Purpose Of The Study
- To develop and validate a nomogram for predicting the preoperative diagnostic probabilities of PCNSL versus glioma.
- To develop and validate a nomogram for predicting the preoperative diagnostic probabilities of glioblastoma versus non-glioblastoma.
Main Methods
- Retrospective analysis of 712 patients with PCNSL or glioma.
- Development of diagnostic models using LASSO and multivariate logistic regression.
- Validation using internal training/validation sets and external prospective cohorts from multiple centers.
- Performance evaluation with seven machine learning models, AUC, and decision curve analysis.
Main Results
- The PCNSL versus glioma model included age, KPS, NEUT, NEUT1, and MONO, achieving optimal AUCs of 0.877 (internal) and ranging from 0.716 to 0.743 (external).
- The glioblastoma versus non-glioblastoma model included age, NEUT1, and MONO, achieving optimal AUCs of 0.861 (internal) and ranging from 0.710 to 0.842 (external).
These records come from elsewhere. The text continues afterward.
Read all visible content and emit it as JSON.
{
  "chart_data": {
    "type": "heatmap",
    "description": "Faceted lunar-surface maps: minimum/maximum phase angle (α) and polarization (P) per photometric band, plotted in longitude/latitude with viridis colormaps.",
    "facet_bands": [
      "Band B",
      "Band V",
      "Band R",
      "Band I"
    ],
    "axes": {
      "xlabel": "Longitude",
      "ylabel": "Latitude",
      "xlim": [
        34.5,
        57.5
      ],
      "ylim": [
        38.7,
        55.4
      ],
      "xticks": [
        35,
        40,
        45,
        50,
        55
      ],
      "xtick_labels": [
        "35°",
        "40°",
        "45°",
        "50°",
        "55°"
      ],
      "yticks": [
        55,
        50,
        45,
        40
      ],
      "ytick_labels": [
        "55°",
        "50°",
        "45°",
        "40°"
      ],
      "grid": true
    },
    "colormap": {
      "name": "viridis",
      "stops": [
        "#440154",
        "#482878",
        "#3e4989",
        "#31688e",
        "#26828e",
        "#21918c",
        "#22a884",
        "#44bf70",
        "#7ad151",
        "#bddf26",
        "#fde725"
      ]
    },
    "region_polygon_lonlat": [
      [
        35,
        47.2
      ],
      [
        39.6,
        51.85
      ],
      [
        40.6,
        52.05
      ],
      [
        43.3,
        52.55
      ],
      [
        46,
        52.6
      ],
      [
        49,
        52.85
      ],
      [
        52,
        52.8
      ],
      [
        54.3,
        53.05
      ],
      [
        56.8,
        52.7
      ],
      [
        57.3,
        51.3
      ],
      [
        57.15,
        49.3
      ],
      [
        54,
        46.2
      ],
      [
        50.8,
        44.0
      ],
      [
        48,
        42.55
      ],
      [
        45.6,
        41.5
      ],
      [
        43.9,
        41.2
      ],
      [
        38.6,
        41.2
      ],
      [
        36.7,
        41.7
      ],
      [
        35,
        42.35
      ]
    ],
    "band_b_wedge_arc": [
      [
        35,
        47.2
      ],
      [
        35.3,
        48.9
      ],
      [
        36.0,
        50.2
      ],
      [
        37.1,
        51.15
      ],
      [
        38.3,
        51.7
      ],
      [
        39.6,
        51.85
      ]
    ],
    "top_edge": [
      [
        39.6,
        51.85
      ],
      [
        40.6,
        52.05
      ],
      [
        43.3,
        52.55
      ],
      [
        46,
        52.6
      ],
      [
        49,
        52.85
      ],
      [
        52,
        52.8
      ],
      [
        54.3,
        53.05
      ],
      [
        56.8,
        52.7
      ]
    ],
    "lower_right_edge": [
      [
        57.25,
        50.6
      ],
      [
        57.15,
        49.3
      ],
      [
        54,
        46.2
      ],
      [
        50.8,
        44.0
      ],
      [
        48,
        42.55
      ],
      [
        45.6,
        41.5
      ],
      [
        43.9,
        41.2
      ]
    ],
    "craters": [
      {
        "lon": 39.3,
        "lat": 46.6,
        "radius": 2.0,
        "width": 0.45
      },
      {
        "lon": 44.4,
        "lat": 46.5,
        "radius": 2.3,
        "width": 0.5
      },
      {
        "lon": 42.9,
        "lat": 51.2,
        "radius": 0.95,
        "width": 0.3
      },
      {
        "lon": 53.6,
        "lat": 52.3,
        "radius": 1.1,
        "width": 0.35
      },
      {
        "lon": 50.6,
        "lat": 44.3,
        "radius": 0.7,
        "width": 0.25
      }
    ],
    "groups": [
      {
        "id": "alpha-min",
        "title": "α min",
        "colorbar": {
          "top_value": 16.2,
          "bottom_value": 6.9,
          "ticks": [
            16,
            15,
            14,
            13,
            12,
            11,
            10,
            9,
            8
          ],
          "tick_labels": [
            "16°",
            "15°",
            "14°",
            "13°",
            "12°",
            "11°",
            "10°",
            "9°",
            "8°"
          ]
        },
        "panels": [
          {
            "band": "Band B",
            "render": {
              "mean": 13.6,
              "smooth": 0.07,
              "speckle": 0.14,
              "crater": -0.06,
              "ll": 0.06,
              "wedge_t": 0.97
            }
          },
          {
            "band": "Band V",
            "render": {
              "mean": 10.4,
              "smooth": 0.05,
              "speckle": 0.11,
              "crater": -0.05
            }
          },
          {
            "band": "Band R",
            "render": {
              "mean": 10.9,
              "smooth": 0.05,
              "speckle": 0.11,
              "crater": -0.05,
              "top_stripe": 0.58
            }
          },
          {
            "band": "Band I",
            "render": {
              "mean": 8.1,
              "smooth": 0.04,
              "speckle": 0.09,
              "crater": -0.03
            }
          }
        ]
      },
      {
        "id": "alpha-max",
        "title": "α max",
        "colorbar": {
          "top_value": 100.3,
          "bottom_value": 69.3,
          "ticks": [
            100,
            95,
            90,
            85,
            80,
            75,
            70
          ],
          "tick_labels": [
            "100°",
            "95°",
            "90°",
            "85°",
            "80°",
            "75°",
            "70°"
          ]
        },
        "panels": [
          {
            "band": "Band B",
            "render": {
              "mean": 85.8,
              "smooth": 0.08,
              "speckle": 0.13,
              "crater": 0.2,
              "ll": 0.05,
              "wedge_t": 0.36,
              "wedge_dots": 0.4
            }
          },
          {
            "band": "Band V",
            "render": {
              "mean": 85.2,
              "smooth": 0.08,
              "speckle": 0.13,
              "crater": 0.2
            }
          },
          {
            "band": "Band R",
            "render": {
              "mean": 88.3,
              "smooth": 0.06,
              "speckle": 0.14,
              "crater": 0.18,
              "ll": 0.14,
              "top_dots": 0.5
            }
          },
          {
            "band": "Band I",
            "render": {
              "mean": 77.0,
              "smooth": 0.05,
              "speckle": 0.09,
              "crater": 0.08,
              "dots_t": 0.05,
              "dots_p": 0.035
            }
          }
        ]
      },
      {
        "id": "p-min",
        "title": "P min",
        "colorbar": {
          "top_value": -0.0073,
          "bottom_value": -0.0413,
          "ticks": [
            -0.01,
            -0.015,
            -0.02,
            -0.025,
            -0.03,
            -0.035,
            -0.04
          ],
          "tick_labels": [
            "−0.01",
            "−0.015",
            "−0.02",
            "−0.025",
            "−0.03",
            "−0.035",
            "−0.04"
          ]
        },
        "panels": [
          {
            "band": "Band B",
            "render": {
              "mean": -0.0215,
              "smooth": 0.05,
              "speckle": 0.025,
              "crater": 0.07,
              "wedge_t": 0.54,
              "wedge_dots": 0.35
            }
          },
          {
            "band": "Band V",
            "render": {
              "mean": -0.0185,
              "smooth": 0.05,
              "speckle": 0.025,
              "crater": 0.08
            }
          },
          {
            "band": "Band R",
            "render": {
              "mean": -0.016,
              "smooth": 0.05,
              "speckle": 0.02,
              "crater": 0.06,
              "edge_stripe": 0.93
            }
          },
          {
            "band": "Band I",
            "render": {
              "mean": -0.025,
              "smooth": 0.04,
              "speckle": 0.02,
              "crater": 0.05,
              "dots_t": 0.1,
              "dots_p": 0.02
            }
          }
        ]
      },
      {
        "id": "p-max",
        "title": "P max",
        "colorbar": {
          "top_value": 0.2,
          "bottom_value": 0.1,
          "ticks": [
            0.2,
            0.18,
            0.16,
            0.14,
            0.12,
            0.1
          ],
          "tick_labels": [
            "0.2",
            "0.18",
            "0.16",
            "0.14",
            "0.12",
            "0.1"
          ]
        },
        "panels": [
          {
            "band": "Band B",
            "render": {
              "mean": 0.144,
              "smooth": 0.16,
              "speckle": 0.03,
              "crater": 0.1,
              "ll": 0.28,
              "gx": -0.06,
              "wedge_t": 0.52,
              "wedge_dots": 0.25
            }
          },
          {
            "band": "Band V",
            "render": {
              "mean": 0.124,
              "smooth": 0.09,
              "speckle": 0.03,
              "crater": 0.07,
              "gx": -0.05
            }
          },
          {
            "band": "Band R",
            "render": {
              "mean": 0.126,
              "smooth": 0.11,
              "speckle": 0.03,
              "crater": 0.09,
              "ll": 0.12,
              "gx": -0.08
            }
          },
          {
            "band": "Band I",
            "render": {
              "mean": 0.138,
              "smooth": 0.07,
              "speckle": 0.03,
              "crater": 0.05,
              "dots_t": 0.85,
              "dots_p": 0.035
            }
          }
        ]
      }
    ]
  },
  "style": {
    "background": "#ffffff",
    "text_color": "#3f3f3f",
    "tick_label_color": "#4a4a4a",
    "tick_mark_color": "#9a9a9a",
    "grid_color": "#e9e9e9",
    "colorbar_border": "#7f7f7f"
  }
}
- Seven machine learning models demonstrated robust performance, with AUCs ranging from 0.778 to 0.889.
Conclusions
- Validated diagnostic probability models for differentiating CNS lymphoma from glioma and glioblastoma from non-glioblastoma.
- These models can assist clinicians in improving preoperative diagnostic accuracy for brain tumors.
- Facilitates personalized treatment strategies for patients with central malignant tumors.